SYSTEM_CONSOLE v2.4.0

Observability

LAST_UPDATED: 2025-09

Observability is what makes a data platform trustworthy. Job-level monitoring is not enough. You need to track the data journey end-to-end so that when something breaks, you know where in the pipeline and why, not just that a job failed.

Key Takeaways

  • 01 Monitor the journey, not just the jobs.
  • 02 Freshness, Completeness, and Quality are the core pillars.
  • 03 Automated alert routing to the correct domain owner.
  • 04 Incident management requires clear runbooks and re-run paths.

Checklist

  • Freshness and completeness metrics defined per product.
  • Alerts configured with clear ownership (Platform vs Domain).
  • Replay/backfill runbooks linked in the alert description.
  • SLO dashboard published for data consumers.

What to monitor

  • Pipeline Health

    Latency, throughput, and error rates of ingestion and transformation jobs.

  • Freshness (SLA)

    Is the data currently in the warehouse up-to-date according to business needs?

  • Completeness

    Did we lose any records between the source system and the final Gold product?

  • Data Quality

    Are the values within expected ranges? (e.g., No null IDs, valid currency codes).

Data journey monitoring

Rather than monitoring isolated jobs, track the full journey of a data point from ingestion to visualization.
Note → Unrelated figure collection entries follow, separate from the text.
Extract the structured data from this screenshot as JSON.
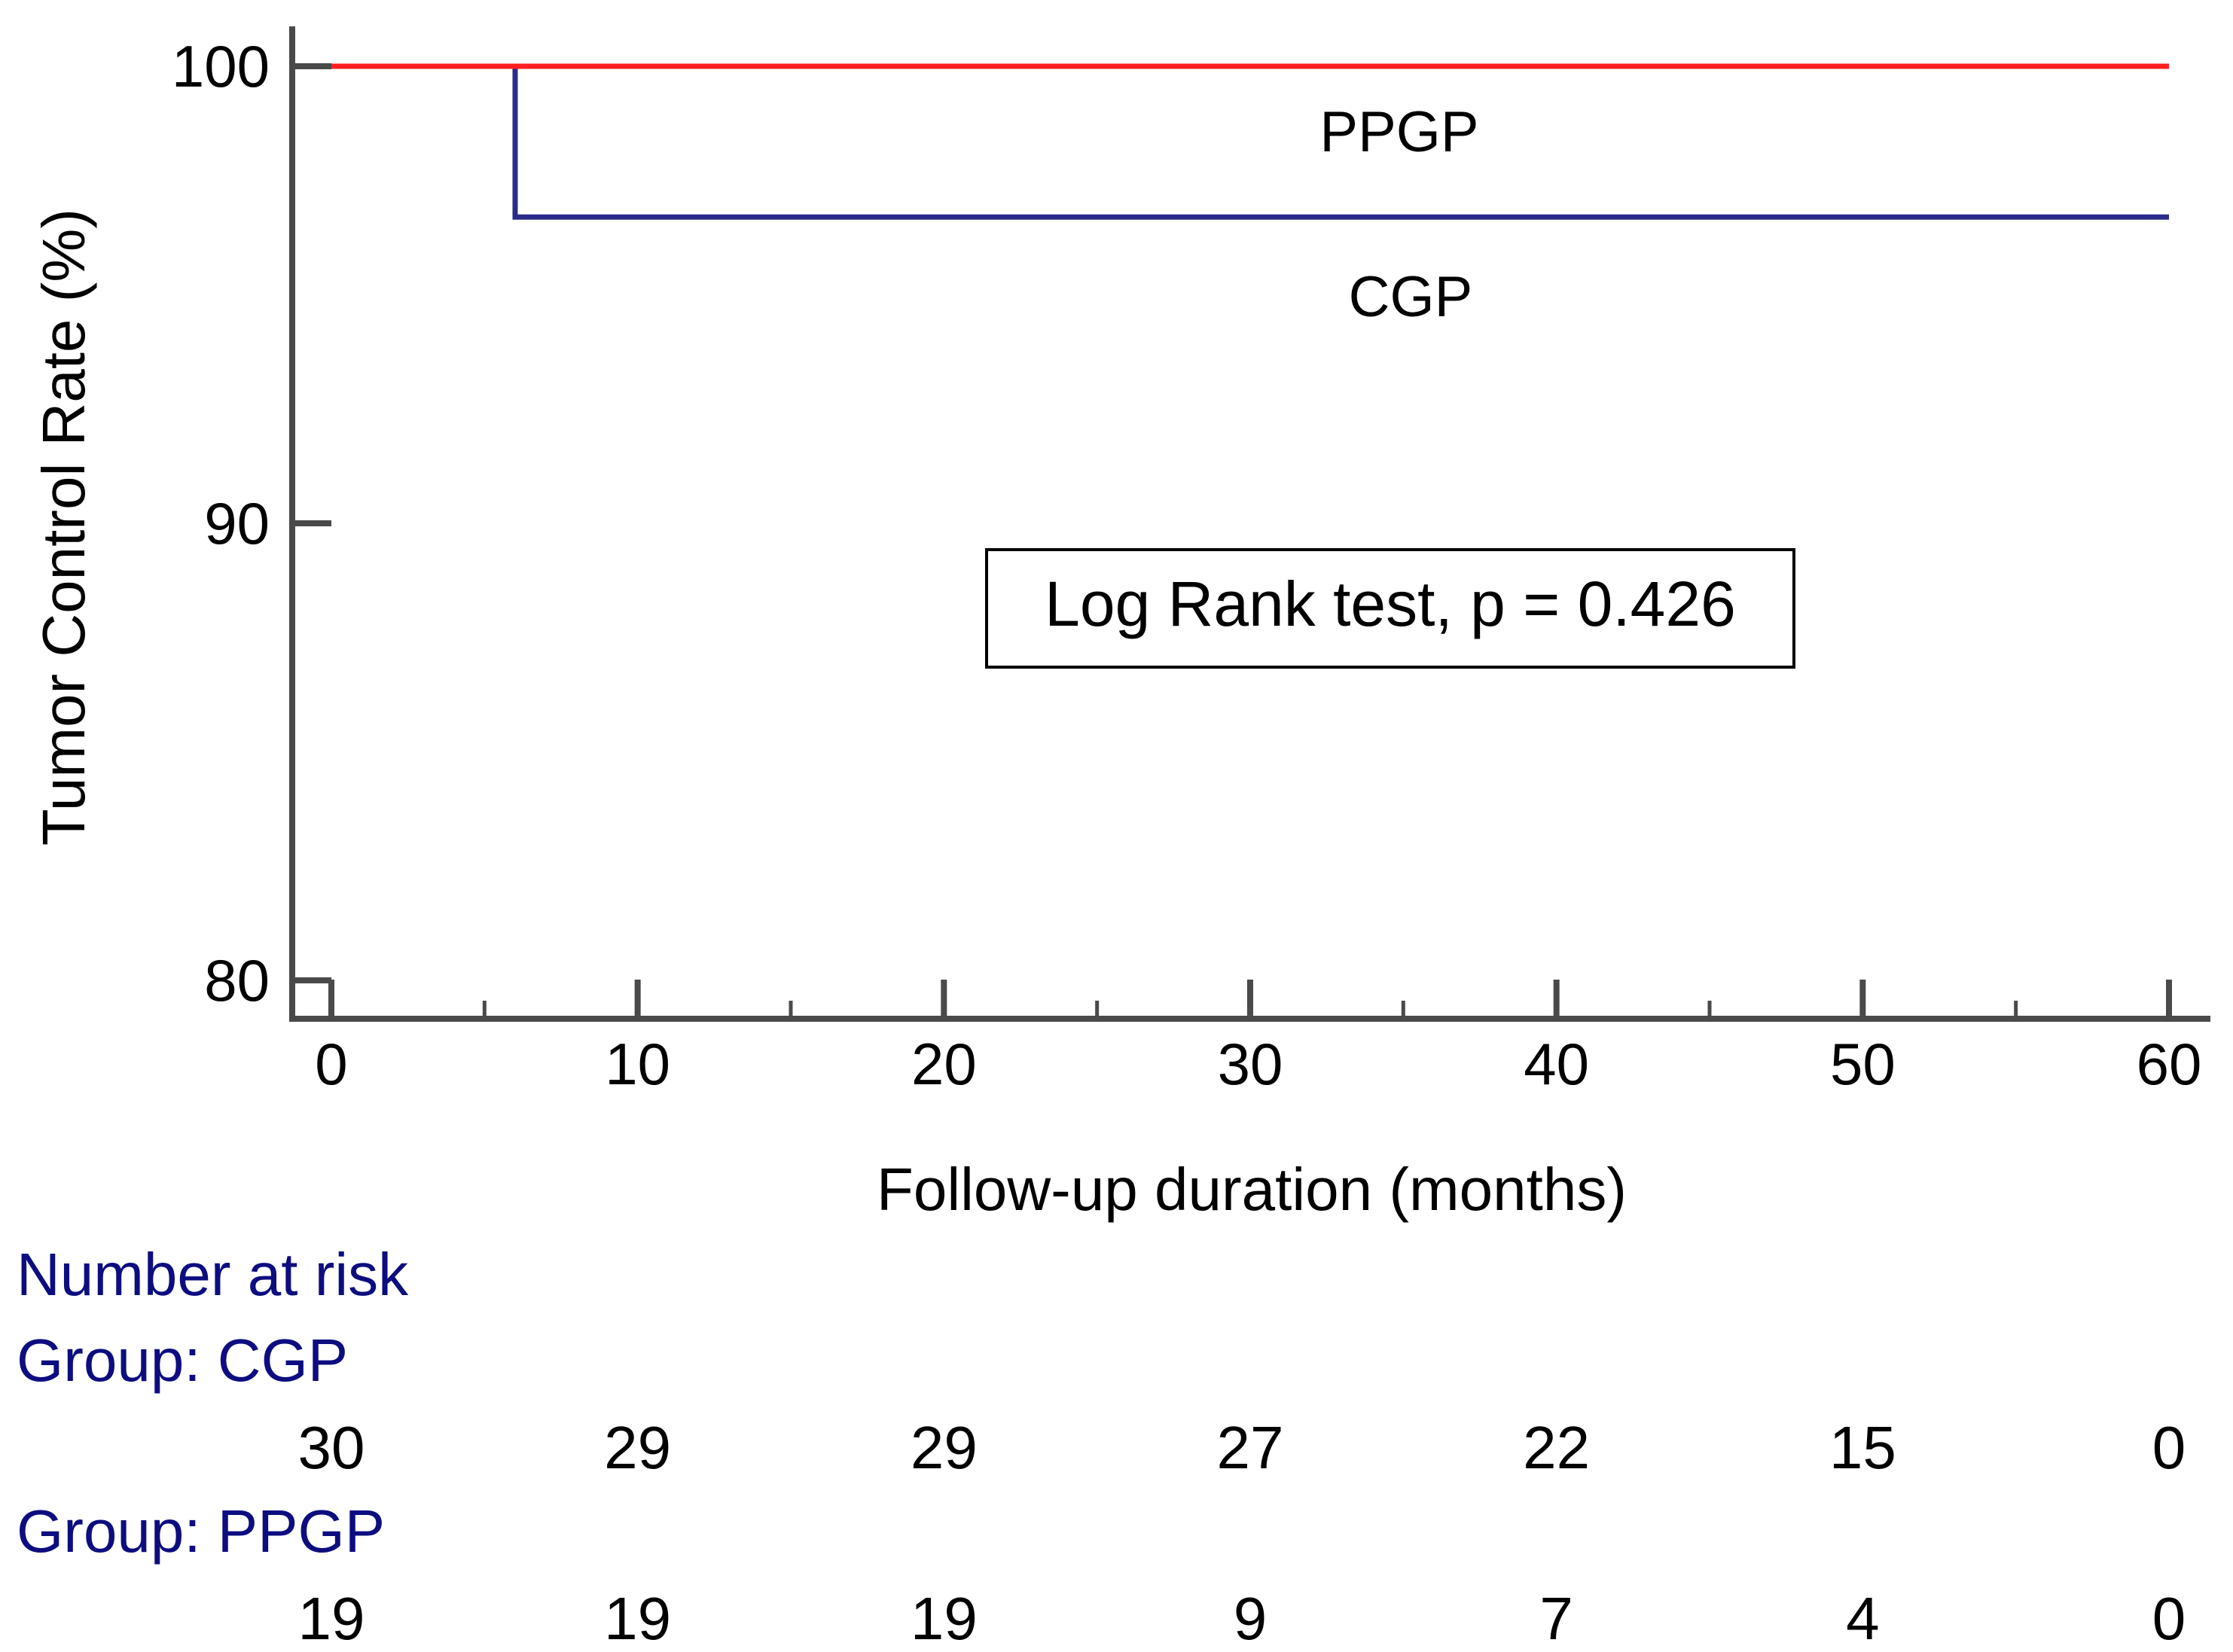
{
  "chart_data": {
    "type": "line",
    "subtype": "kaplan-meier",
    "title": "",
    "xlabel": "Follow-up duration (months)",
    "ylabel": "Tumor Control Rate (%)",
    "xlim": [
      0,
      60
    ],
    "ylim": [
      80,
      100
    ],
    "xticks": [
      0,
      10,
      20,
      30,
      40,
      50,
      60
    ],
    "yticks": [
      80,
      90,
      100
    ],
    "grid": false,
    "series": [
      {
        "name": "PPGP",
        "color": "#ff1f1f",
        "steps": [
          [
            0,
            100
          ],
          [
            60,
            100
          ]
        ]
      },
      {
        "name": "CGP",
        "color": "#2b2b8c",
        "steps": [
          [
            0,
            100
          ],
          [
            6,
            100
          ],
          [
            6,
            96.7
          ],
          [
            60,
            96.7
          ]
        ]
      }
    ],
    "annotation": "Log Rank test, p = 0.426",
    "risk_table": {
      "title": "Number at risk",
      "groups": [
        {
          "label": "Group: CGP",
          "values": [
            30,
            29,
            29,
            27,
            22,
            15,
            0
          ]
        },
        {
          "label": "Group: PPGP",
          "values": [
            19,
            19,
            19,
            9,
            7,
            4,
            0
          ]
        }
      ]
    }
  },
  "colors": {
    "axis": "#4a4a4a",
    "risk_text": "#0d0d80"
  }
}
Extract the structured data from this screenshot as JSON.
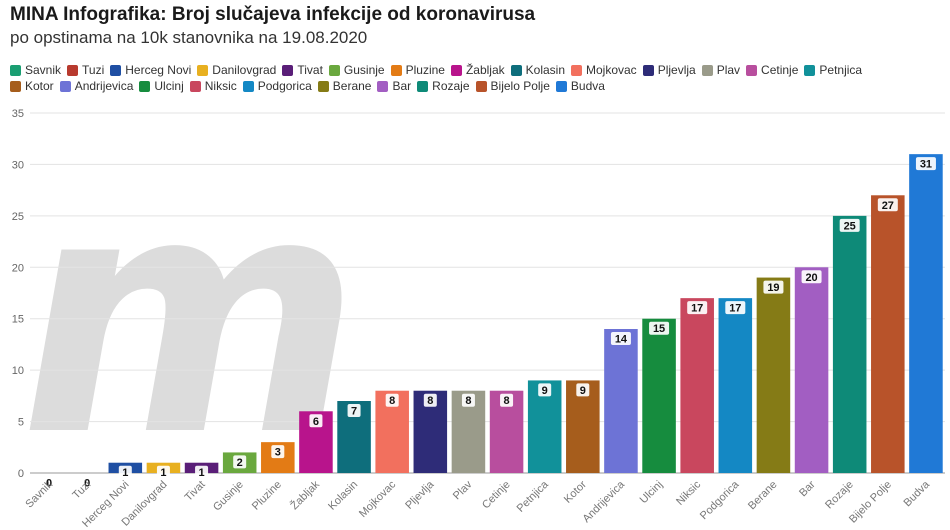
{
  "title": "MINA Infografika: Broj slučajeva infekcije od koronavirusa",
  "subtitle": "po opstinama na 10k stanovnika na 19.08.2020",
  "watermark": "m",
  "chart_data": {
    "type": "bar",
    "title": "MINA Infografika: Broj slučajeva infekcije od koronavirusa",
    "subtitle": "po opstinama na 10k stanovnika na 19.08.2020",
    "xlabel": "",
    "ylabel": "",
    "ylim": [
      0,
      35
    ],
    "yticks": [
      0,
      5,
      10,
      15,
      20,
      25,
      30,
      35
    ],
    "grid": true,
    "legend_position": "top",
    "categories": [
      "Savnik",
      "Tuzi",
      "Herceg Novi",
      "Danilovgrad",
      "Tivat",
      "Gusinje",
      "Pluzine",
      "Žabljak",
      "Kolasin",
      "Mojkovac",
      "Pljevlja",
      "Plav",
      "Cetinje",
      "Petnjica",
      "Kotor",
      "Andrijevica",
      "Ulcinj",
      "Niksic",
      "Podgorica",
      "Berane",
      "Bar",
      "Rozaje",
      "Bijelo Polje",
      "Budva"
    ],
    "values": [
      0,
      0,
      1,
      1,
      1,
      2,
      3,
      6,
      7,
      8,
      8,
      8,
      8,
      9,
      9,
      14,
      15,
      17,
      17,
      19,
      20,
      25,
      27,
      31
    ],
    "colors": [
      "#1a9e72",
      "#b83a2e",
      "#1f4fa3",
      "#e8b020",
      "#5a1e78",
      "#6aa83e",
      "#e37b15",
      "#b8148c",
      "#0e6e7c",
      "#f2705e",
      "#2e2c78",
      "#9a9b8a",
      "#b84e9e",
      "#11919a",
      "#a65d1c",
      "#6d73d6",
      "#168c3e",
      "#c9475e",
      "#1488c4",
      "#857b16",
      "#a25ec2",
      "#0e8a78",
      "#b8532a",
      "#2079d6"
    ]
  }
}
With lineage metadata at each layer boundary, a latency spike in the Gold product points directly to which upstream step fell behind.

The Lineage-Aware Alert

Data journey lineage alert

Datadog dashboards

Platform Level

Cloud resource usage, global pipeline failure rates, system-wide latency.

Domain Level

Freshness of specific data products, data quality test results, domain-specific costs.

Executive Level

High-level KPI health, "Data Trust" score, and cost-to-value indicators.

GCP mapping
Cloud Logging/Monitoring for infrastructure, BigQuery Information Schema for data metrics, Datadog for unified visualization and alerting.

Failure modes

  • ! Alert Fatigue: Too many low-priority alerts cause teams to ignore the critical ones.
  • ! Hidden Stale Data: The data pipeline job "succeeded," but zero rows were processed (lack of completeness check).
  • ! No Ownership: An alert fires for a cross-domain pipeline, and both teams assume the other is fixing it.
  • ! Silent Drop: Data is dropped due to schema mismatch in an ingestion step but no alert is triggered because it's not a "system failure."